Their research led the way for the UConn Bakery to eliminate 100 percent of trans-fats. Currently, of the 180,000 meals dining services serves weekly, only 10 percent of food items contain trans-fats and Pierce's goal is to have all trans-fats eliminated by Summer 2014.
"Probably by the end of the summer all of it will be trans-fat free," Pierce said.
One of the challenges of this goal, however, is getting manufacturers to switch out trans-fats or other unappealing ingredients for healthier options.
"Companies based on recipes may find challenges coming from a pricing perspective," Pierce said. "If a commodity becomes scarce it can be challenging to find a substitute."

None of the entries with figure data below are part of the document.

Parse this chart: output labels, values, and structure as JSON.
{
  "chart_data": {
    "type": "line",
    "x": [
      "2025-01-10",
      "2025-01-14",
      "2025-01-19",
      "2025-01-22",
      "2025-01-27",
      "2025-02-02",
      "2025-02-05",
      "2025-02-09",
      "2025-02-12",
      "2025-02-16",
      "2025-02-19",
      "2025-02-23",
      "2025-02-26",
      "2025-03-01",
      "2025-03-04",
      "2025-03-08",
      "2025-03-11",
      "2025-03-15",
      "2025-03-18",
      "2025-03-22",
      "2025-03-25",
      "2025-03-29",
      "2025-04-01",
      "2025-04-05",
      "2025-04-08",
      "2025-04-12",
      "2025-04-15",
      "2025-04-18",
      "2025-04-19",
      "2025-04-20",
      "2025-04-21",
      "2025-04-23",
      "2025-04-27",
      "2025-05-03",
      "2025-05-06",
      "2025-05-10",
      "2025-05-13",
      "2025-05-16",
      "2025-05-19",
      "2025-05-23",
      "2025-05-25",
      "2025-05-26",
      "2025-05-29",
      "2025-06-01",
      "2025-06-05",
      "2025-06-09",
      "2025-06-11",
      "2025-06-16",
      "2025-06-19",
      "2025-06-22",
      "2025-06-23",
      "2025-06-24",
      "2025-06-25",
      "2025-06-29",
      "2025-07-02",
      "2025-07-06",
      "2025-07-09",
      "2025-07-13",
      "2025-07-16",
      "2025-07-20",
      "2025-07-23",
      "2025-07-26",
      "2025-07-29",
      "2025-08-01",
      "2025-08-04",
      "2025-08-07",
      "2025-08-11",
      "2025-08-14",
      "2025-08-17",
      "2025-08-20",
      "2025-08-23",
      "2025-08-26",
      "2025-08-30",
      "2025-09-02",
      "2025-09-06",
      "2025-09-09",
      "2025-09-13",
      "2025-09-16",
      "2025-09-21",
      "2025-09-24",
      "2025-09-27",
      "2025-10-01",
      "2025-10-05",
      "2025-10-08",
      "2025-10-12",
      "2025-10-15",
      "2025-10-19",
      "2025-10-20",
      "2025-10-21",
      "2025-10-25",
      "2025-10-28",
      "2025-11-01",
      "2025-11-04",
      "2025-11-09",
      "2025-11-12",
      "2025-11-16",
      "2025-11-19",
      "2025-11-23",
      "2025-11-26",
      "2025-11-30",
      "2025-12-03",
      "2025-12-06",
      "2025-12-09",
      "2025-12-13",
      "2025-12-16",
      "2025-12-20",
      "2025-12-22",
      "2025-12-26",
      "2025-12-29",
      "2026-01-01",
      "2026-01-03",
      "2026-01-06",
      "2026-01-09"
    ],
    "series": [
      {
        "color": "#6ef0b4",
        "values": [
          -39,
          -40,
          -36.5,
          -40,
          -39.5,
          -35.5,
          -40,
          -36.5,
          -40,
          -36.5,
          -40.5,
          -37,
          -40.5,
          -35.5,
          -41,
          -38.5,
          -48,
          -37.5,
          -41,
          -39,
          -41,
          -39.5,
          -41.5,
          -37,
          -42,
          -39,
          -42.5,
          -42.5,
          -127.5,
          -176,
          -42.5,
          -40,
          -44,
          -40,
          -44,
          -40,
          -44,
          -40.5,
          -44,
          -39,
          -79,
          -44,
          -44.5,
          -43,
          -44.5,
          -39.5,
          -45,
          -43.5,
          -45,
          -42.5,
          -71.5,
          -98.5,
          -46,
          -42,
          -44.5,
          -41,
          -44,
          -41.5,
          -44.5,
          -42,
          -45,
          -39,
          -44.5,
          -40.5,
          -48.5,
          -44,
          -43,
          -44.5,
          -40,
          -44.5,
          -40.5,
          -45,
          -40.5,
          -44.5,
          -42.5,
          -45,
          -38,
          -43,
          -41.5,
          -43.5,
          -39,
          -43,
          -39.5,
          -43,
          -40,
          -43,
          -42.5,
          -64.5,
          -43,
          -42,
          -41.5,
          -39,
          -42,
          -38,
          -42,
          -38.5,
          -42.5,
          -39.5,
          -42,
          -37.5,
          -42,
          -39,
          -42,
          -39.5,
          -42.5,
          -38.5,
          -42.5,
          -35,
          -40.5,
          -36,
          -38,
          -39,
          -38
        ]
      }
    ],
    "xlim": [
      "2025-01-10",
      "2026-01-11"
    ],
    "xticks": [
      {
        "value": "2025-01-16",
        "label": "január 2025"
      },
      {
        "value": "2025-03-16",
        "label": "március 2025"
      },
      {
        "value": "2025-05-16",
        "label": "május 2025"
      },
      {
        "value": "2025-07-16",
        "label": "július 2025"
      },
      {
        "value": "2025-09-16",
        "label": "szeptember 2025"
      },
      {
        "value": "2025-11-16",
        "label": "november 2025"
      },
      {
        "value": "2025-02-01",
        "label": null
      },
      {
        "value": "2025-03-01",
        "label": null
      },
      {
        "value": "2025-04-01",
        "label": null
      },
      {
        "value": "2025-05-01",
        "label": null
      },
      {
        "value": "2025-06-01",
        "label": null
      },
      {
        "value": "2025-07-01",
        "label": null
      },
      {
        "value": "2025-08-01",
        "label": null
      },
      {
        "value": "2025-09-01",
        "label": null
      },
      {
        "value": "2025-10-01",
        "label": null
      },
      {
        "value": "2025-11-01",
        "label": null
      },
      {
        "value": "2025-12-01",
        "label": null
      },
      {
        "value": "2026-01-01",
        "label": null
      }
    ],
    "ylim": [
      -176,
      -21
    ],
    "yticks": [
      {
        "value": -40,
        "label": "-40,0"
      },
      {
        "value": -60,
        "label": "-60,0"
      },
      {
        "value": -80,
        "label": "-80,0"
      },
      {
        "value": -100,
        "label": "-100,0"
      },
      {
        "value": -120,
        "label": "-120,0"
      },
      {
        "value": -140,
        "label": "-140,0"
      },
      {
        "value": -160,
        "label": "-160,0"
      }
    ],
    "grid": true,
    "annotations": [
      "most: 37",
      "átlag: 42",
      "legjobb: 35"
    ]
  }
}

Because dining services serves two categories of food: scratch, made from whole ingredients in the kitchen, and convenience, items purchased from a manufacturer for a quick meal, they have targeted convenience items in their elimination of trans-fats. Common items that have trans-fats are often those convenient to cook, such as French fries, pancake mix and other fried foods.
Pierce said that this is an ongoing challenge at dining services and the FDA regulation, when it goes into effect, will be beneficial to their mission.
"It's a positive thing for the FDA. It forces the manufacturer to change," said Pierce.
Pierce also said that dining services works in tune with the FDA, and often a step ahead as evidenced by their handling of trans-fats.
"We have an internal share point," Pierce said. "We have a live stream that comes in from the FDA that shows all recalls. You'd be surprised by what things don't hit the media."
At the end of the day, Pierce and his team work to bring healthy food to fuel students' studies.
"When a student has issues or has feelings about food, it's our obligation to provide them with options," Pierce said.